But, whenever it be possible, let the hounds themselves be your mark, and endeavour to remember that the leading hounds are those which should guide you. A single hound who turns when he is heading the pack should teach you to turn also. Of all the hounds you see there in the open, probably not one-third are hunting. The others are doing as you do, following where their guides lead them. It is for you to follow the real guide, and not the followers, if only you can keep the real guide in view. To keep the whole pack in view and to ride among them is easy enough when the scent is slack and the pace is slow. At such times let me counsel you to retire somewhat from the crowd, giving place to those eager men who are breaking the huntsman's heart. When the hounds have come nearer to their fox, and the pace is again good, then they will retire and make room for you.

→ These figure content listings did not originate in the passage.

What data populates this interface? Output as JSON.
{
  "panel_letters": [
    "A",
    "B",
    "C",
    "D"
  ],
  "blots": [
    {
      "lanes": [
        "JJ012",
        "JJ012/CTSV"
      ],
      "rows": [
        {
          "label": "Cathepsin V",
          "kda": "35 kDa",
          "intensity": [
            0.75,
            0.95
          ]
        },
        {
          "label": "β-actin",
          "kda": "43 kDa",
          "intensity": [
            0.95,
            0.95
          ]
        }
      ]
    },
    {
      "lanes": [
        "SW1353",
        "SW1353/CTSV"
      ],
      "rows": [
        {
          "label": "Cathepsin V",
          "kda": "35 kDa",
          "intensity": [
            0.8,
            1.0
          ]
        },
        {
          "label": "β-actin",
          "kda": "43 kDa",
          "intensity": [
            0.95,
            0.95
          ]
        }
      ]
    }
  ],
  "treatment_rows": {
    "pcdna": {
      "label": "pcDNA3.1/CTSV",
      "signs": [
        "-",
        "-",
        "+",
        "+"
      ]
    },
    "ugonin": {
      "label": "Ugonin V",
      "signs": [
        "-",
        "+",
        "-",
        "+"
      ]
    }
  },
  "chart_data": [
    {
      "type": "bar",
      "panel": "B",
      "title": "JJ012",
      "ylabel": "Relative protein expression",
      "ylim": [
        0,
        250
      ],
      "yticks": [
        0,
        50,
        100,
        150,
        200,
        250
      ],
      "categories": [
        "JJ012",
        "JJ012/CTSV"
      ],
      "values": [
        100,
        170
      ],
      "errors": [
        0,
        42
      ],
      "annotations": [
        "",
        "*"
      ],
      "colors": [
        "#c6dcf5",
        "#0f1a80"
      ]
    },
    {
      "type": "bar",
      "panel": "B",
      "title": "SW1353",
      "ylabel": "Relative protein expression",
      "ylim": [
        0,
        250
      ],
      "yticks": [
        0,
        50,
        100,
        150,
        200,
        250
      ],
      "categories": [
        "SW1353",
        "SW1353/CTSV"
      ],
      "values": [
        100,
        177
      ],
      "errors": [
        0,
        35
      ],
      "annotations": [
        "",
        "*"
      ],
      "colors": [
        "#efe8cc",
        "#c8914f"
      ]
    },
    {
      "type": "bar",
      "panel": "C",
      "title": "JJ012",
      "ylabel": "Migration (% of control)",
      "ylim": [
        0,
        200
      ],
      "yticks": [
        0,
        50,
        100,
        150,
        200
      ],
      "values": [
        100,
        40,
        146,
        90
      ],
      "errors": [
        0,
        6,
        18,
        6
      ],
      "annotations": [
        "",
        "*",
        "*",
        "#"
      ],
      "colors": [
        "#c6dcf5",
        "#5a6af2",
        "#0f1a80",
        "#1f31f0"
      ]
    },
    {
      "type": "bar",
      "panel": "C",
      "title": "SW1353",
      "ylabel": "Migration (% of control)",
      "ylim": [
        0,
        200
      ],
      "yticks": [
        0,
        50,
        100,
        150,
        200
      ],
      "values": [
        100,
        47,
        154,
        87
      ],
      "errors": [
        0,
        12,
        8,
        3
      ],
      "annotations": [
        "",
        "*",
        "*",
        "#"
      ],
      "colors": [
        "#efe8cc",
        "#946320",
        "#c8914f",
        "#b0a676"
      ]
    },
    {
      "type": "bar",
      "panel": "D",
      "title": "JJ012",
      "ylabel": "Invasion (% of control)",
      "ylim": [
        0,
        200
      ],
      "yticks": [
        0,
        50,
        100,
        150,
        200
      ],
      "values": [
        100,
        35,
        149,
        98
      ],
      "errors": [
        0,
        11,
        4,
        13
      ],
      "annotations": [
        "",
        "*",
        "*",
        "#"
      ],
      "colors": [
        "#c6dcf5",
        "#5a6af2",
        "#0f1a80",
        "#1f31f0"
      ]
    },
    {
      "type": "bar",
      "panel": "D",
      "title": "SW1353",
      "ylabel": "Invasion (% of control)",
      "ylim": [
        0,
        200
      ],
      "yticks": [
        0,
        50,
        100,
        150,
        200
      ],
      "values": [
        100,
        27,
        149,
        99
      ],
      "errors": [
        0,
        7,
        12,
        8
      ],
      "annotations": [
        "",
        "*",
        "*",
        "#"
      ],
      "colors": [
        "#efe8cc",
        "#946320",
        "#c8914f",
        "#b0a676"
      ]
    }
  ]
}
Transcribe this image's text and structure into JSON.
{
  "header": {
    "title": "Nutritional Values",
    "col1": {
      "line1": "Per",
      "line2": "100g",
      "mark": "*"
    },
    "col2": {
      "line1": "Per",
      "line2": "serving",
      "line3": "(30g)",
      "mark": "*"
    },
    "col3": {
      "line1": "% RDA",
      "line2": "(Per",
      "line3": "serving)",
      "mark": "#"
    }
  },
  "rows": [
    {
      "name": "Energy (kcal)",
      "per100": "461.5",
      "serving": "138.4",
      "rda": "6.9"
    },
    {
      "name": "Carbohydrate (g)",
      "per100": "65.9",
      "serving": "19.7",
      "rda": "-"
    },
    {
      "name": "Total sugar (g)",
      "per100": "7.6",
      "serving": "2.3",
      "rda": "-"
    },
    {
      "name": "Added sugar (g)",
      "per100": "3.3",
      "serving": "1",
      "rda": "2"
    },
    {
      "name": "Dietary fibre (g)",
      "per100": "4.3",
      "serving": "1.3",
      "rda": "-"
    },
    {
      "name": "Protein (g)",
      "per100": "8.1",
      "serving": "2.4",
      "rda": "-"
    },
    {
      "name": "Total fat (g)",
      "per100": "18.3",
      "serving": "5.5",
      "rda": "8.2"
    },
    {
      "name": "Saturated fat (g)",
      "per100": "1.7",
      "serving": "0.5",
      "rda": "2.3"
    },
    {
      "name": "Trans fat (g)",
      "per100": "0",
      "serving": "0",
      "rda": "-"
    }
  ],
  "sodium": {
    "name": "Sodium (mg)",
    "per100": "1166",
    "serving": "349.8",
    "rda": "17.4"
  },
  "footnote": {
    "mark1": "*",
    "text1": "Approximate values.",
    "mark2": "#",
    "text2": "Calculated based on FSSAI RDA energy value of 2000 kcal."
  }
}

Not behind hounds, but alongside of them, if only you can achieve such position, it should be your honour and glory to place yourself; and you should go so far wide of them as in no way to impede them or disturb them, or even to remind them of your presence. If thus you live with them, turning as they turn, but never turning among them, keeping your distance, but losing no yard, and can do this for seven miles over a grass country in forty-five minutes, then you can ride to hounds better than nineteen men out of every twenty that you have seen at the meet, and will have enjoyed the keenest pleasure that hunting, or perhaps, I may say, that any other amusement, can give you.